R语言入门(Grassroots)

Data wrangling 

 

 

Reshaping data

第一步 transform the data from wide format to long format

# pivot_longer() takes multiple columns and collapses them so that each unique variable has it’s own column and has four main arguments:
#1 data is the name of the object you want to transform
#2 names_to is the name of the new column that you will create that will contain the names of the original wide format columns
#3 values_to is the name of the column that will contain the existing values.
#4 cols are the original columns you want to collapse.

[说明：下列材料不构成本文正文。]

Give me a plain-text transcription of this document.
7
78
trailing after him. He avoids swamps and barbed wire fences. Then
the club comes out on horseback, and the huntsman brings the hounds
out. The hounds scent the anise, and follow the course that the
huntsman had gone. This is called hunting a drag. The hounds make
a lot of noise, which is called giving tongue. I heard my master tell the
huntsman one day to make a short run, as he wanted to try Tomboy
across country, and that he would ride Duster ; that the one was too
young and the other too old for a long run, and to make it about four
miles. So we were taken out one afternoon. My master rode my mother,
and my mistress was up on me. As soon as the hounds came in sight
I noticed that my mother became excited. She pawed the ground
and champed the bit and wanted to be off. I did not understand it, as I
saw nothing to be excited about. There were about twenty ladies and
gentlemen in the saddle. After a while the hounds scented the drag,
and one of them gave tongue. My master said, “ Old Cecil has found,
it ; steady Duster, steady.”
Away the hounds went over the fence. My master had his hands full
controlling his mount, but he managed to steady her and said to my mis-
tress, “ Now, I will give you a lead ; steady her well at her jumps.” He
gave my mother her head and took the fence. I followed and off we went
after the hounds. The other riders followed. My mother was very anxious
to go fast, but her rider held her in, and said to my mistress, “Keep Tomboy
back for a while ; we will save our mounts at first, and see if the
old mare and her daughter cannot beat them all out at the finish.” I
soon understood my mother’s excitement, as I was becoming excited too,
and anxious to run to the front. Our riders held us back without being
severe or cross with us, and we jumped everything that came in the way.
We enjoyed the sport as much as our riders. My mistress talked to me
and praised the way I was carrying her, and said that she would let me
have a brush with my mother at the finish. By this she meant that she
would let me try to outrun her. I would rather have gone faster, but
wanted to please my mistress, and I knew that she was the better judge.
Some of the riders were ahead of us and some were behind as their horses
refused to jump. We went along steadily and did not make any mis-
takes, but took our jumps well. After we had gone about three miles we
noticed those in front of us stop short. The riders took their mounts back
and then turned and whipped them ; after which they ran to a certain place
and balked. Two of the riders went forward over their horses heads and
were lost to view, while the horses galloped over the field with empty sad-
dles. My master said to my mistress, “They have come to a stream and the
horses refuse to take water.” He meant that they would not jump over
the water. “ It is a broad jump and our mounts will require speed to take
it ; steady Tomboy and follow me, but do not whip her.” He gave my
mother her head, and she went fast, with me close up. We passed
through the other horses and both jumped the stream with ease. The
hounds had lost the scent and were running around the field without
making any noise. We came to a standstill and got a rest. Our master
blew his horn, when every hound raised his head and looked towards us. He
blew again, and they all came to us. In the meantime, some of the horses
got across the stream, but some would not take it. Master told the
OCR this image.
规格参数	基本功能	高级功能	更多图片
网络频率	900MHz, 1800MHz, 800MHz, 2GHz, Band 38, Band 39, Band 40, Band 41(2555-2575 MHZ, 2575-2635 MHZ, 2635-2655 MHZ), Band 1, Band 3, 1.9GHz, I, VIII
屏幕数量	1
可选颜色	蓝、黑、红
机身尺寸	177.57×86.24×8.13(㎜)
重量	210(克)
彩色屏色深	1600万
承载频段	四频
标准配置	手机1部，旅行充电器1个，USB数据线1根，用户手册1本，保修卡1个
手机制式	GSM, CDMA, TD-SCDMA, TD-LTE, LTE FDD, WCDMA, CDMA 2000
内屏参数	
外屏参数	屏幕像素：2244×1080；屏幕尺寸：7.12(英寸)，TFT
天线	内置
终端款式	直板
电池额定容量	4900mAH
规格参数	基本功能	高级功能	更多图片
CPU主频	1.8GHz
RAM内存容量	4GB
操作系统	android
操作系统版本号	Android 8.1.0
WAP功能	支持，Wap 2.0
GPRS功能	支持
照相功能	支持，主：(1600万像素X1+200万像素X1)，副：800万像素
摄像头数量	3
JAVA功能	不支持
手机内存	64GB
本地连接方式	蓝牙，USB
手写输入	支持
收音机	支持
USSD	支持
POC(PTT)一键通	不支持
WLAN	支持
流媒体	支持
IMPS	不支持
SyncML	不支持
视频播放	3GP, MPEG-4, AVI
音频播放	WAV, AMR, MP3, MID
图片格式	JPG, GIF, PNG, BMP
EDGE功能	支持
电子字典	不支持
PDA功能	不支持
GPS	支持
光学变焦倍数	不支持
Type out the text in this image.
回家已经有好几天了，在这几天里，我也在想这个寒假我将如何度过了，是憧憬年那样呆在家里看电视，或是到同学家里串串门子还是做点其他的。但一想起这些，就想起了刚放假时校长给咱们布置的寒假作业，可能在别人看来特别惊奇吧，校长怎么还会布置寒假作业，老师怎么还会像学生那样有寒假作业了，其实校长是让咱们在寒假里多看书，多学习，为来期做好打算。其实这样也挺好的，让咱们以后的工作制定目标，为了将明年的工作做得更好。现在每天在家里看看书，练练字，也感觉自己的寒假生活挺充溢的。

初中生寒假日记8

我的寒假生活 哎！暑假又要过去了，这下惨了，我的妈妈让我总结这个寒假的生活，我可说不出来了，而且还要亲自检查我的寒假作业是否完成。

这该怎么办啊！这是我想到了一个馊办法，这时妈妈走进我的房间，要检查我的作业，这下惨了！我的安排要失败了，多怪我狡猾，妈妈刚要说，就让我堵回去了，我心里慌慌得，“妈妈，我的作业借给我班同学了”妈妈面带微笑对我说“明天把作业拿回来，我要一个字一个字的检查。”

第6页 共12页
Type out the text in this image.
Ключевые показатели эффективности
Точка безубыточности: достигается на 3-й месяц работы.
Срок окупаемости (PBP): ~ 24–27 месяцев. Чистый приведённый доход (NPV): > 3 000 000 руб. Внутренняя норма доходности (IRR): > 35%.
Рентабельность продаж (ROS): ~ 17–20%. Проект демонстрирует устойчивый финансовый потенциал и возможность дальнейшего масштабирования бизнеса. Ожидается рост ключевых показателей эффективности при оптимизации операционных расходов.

rlong <- pivot_longer(data = responses, 
                      names_to = "Question",  
                      values_to = "Response",
                      cols = Q1:Q10)

第二步 recreate the example from the Data and only use one participant

# Create a new object called rlong_16 that uses filter() to keep only the data from participant Id 16.
rlong_16 <- filter(rlong, Id == 16) 

 第三步 match data

# Create a new object called rlong_16_join that uses inner_join() to join together rlong_16 and qformatsby their common column.
rlong_16_join <- inner_join(rlong_16, qformats, "Question")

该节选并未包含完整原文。